After a few years of dicking around, Jack Ruby disbanded. The members got jobs, families, mortgages. Randy became the Ethics columnist for the New York Times. Robin became an advertising TV producer. Their Jack Ruby memories faded and dimmed.

One day a couple of years ago, Martin Scorsese hired Don Fleming and Lee Ranaldo (who used to be in a different band, a successful one called Sonic Youth). He asked them to help him make an HBO show about the music scene of the 1970s. At the core of the show is a punk band — the lead singer is played by Mick Jagger’s son.

In their research, the guys happened upon a bootleg tape of Jack Ruby’s songs and it blew them away. They decided that this music would be what the band in the TV show would play. They rerecorded the songs using authentic period instruments, the fake band lip-synched along, and Marty shot his show around them. Suddenly, finally, and out of the blue, Jack Ruby’s music is being heard by millions of people. It had taken forty years but the members of Jack Ruby had never intended it to happen.

Robin called up JJ one day and told her this story. He invited us to the recording of a radio show in which the guys from HBO would be interviewed about the show. At the end of it, the musicians would be performing the Jack Ruby songs. And Robin would be singing. He hadn’t been on stage since Jerry Ford was in the White House and his voice was shaking on the phone. Small wonder.

So yesterday, we went to see the show. The recording was in front of a live audience on lower Broadway, just a few blocks from Wall Street. We took an ear-poppingly fast elevator to the 20th floor and go out on what turned out to be one one of those collaborative working spaces where startups rent desks by the month and share wifi and espresso machines. About a hundred people were there to watch the interview and afterwards the band played. They were so loud we could barely hear anything Robin bellowed into the mic. It sounded awful and just like every show I ever saw at CBGBs. It was awesome and odd.

During the interview, the musicians had talked about coming to New York in the 1970s, about how exciting it was, about how there were all these overlapping cultures converging and sparking. American culture was transforming.

Three forces that would soon define today’s popular culture were emerging and NYC was Ground Zero. Downtown, CBGB was giving a stage for music that came to be labeled New Wave and Punk. In the Bronx, people were laying refrigerator boxes on the pavement to break dance and free-form poetry over spinning records, sowing the seeds of the rap and hop-hop that is today’s status quo. And in Bay Ridge, in gay clubs and eventually in Studio 54, disco music was upending Rock’n’Roll’s throne.

Because the tectonic plates were shifting, a few guys in a loft in SoHo could make noise that would make a difference. Despite never having a Soundcloud page or posting on Facebook or even releasing a record, Jack Ruby could still make a ripple. A ripple that still mattered when their hair was grey and their shades were trifocal.

While the band played, I kept thinking about where we were and how the world has changed.
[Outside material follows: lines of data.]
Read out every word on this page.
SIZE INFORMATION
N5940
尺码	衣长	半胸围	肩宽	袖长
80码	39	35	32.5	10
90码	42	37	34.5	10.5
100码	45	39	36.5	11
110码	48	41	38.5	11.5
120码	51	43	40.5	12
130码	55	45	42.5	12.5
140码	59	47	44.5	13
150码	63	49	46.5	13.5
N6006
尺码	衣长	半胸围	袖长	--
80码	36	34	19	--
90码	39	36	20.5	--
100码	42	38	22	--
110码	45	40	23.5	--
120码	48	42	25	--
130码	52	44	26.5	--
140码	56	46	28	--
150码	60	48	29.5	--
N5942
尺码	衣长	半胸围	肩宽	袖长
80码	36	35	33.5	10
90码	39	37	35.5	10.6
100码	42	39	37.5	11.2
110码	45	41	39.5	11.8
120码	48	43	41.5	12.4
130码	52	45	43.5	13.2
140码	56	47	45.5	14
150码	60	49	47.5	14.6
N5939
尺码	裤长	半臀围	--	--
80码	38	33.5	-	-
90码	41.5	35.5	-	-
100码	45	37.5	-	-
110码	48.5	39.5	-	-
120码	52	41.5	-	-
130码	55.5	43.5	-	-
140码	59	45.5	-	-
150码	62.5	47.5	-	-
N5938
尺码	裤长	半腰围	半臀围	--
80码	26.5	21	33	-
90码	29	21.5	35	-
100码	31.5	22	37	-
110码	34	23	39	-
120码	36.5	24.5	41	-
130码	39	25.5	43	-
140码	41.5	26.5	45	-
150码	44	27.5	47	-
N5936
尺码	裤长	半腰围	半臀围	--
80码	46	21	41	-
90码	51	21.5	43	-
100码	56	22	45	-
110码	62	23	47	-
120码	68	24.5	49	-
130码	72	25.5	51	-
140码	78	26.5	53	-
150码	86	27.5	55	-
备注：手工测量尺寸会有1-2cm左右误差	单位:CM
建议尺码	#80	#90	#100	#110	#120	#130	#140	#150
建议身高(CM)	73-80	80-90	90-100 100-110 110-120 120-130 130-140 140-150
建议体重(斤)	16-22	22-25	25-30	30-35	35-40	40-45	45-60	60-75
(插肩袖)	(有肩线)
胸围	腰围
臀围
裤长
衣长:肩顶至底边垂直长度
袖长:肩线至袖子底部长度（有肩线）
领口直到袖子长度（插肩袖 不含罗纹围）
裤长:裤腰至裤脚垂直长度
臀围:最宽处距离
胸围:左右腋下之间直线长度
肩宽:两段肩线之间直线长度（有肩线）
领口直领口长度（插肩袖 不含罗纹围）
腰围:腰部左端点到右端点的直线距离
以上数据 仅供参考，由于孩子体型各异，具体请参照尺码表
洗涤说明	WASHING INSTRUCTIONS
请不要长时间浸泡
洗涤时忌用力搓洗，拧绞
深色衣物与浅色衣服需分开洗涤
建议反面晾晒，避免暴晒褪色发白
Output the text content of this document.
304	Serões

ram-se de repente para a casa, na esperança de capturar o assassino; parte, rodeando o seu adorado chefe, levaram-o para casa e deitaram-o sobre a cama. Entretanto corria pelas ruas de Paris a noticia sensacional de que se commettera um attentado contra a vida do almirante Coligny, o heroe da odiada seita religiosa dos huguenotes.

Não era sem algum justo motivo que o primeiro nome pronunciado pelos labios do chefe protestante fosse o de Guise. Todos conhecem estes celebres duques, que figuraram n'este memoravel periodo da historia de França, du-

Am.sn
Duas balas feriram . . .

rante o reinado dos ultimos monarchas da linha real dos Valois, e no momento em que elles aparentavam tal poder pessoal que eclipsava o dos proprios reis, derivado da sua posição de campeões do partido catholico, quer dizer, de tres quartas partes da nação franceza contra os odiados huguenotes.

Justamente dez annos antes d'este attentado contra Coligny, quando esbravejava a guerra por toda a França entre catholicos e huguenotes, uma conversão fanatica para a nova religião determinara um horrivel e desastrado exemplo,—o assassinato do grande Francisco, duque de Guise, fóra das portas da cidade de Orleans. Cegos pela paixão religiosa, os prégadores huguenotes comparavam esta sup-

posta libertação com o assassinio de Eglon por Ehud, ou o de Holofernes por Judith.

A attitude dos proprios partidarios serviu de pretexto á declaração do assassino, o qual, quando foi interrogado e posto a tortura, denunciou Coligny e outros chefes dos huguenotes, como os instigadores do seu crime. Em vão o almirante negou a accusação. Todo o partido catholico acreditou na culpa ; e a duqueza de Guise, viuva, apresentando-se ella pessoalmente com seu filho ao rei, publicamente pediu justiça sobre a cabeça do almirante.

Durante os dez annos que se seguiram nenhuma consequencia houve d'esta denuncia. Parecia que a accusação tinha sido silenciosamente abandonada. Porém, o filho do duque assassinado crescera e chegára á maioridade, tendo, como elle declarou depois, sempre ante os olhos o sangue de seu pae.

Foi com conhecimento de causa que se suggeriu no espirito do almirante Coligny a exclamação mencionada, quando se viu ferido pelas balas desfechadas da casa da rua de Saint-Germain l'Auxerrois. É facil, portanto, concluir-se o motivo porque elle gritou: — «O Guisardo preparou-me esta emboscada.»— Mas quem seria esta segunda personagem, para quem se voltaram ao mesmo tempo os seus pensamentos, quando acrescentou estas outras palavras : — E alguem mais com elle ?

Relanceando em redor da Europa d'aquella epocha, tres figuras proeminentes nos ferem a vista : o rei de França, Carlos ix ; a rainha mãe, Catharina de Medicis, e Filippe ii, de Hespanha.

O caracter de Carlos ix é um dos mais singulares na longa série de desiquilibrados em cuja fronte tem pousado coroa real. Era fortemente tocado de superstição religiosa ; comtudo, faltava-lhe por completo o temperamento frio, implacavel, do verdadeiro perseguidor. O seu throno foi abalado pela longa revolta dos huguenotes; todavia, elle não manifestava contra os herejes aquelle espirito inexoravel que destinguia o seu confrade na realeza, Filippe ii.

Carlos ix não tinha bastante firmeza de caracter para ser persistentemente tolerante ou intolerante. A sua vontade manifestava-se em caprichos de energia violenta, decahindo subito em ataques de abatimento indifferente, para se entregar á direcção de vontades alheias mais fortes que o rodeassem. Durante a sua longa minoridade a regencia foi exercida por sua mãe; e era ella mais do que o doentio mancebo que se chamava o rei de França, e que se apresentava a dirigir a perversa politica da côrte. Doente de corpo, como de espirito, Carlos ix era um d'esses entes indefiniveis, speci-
Here I was on a conference room chair in a co-working space. Every so often, a dude with a sleeve of tats and a man bun would emerge from his glass cube to make a macchiato, only casually interested in the piece of history being honored in his lobby.

He didn’t know it but this dude is the heir of the Jack Ruby guys. He’d come to New York to be a part of the scene too. He was one of hundreds of thousands just like him, dudes who packed up their fixies and plaid shirts and business plans and come to the Big Apple.

He’s a part of a creative revolution but one with extraordinarily different goals. These new dudes are not interested in the long dead music scene. No one makes a dime making records. Instead of smashing guitars or thundering baselines, the dude and his bros are coding VR headsets and delivery drones. Unlike Randy and Robin, the dude came to New York to get funded, IPOed, to be a billionaire by thirty.

As Jack Ruby’s last chords died out, I wondered, “Will anyone celebrate this dude’s accomplishments — in 2056?”